Is there a dilation/scaling "equivalent" of Wiener's Tauberian theorems?

Question

Given an even function $g\in L^2(\mathbb{R})$, if it is orthogonal to $\exp(-\alpha^2 x^2)$ for all $\alpha$ (really, this is only needed on an open neighborhood of $1$), then it is identically zero. This is easy to see since differentiating with respect to $\alpha$ brings down powers of $x^2$. Evaluating at $\alpha = 1$ then yields that $g$ is orthogonal to all $x^{2m}\exp(-x^2)$, however the even Hermite-Gauss functions are a basis for the even functions in $L^2(\mathbb{R})$ which the $x^{2m}\exp(-x^2)$ are a linear combination thereof.

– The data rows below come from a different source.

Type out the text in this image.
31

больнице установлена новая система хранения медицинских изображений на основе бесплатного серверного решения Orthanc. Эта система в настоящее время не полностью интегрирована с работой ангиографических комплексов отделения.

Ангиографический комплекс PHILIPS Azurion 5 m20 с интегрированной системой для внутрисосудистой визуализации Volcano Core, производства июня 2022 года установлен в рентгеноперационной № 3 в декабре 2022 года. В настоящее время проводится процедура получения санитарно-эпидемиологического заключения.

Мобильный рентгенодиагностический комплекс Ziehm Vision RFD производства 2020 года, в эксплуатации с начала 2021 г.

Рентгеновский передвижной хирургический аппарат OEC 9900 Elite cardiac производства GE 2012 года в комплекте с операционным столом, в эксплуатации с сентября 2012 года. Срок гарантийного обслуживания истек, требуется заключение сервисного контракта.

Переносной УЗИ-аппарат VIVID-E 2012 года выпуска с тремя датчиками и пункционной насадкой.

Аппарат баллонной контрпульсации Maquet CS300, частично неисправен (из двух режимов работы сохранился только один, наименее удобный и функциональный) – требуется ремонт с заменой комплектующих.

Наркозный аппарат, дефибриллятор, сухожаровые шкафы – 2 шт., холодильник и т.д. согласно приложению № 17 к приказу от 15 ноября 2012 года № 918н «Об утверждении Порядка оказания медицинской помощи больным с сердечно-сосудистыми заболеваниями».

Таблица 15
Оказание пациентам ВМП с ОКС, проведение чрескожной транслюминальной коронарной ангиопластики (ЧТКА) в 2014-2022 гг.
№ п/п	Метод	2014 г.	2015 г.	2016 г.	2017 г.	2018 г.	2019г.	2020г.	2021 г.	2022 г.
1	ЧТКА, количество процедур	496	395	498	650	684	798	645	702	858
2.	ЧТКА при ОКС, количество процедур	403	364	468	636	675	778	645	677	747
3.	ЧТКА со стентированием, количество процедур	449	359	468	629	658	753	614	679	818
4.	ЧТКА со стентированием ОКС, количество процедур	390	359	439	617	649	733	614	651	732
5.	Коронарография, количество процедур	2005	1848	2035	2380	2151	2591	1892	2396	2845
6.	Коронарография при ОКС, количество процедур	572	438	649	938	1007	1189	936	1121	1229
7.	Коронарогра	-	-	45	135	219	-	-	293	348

Based on some of my own published work, this result extends to functions of the form $\exp(-x^{2n})$.

This has some marked similarity to Wiener's Tauberian theorems but with translations supplanted by dilations. Likely there must be a condition on the function that is getting dilated (perhaps it must be even and nonzero everywhere?). Here would be a possible theorem statement:

Given sufficiently nice $f\in L^2(\mathbb{R}^+)$, if $g\in L^2(\mathbb{R}^+)$ is orthogonal to $f_{\alpha}$ for all $\alpha > 0$, then $g$ is identically 0, where $f_{\alpha}(x) = f(\alpha x)$.

(I replaced even functions in $L^2(\mathbb{R})$ for functions on $L^2(\mathbb{R}^+)$ for ease of discussion and generality.)

Is there any literature on dilation-based Tauberian theorems in this vein? The typical proof does not quite work in this setting since the Fourier inversion theorem pops out quite naturally with translations whereas no Fourier kernel appears in this case and the dilation turns into the inverse dilation further complicating matters.

Answer 1

This is maybe not the most satisfactory solution, but there is a way to reduce your setting to that of the original Wiener theorem.

To see how this is done, given $f \in L^2(\Bbb{R}_+)$, define $$ \widetilde{f} : \Bbb{R} \to \Bbb{C}, x \mapsto e^{x/2} \cdot f(e^x) . $$ By a standard change of variables, we see that $$ \int_{\Bbb{R}} |\widetilde{f}(x)|^2 \, d x = \int_{\Bbb{R}} e^x \cdot |f(e^x)|^2 \, d x = \int_0^\infty |f(y)|^2 \, d y , $$ so that the map $L^2(\Bbb{R}_+) \to L^2(\Bbb{R}), f \mapsto \widetilde{f}$ is well-defined and isometric (and in fact also surjective, i.e., unitary); in particular, this map preserves inner products.

Next, note that $$ \widetilde{f_\alpha} (x) = e^{x/2} \cdot f_\alpha (e^x) = e^{x/2} \cdot f(\alpha \, e^x) = \alpha^{-1/2} e^{ (x + \ln \alpha) / 2} \cdot f(e^{x + \ln \alpha}) = \alpha^{-1/2} (T_{\ln \alpha} \widetilde{f})(x), $$ where I use the usual notation $T_x f (y) = f(y - x)$ for the translation operator.

Finally, note that the condition $0 = \int_0^\infty f_\alpha(x) \, g(x) \, d x$ for all $\alpha > 0$ is equivalent to the condition $$ 0 = \int_{\Bbb{R}} \widetilde{f_\alpha} \, \widetilde{g} \, d x = \alpha^{-1/2} \int_{\Bbb{R}} (T_{\ln \alpha} \widetilde{f}) \cdot \widetilde{g} \, d x $$ for all $\alpha > 0$, and hence to the condition $$ \widetilde{g} \perp T_x \widetilde{f} \qquad \forall \, x \in \Bbb{R} . $$

From this, it is not hard to see that your property for $f$ holds if and only if $\{ T_x \widetilde{f} : x \in \Bbb{R} \}$ is a dense subspace of $L^2(\Bbb{R})$. By Wiener's theorem, this holds if and only if $\mathcal{F} \widetilde{f} \neq 0$ almost everywhere, with $\mathcal{F}$ denoting the Fourier transform. I don't think, however, that this last condition is straightforward to verify/recast in terms of $f$.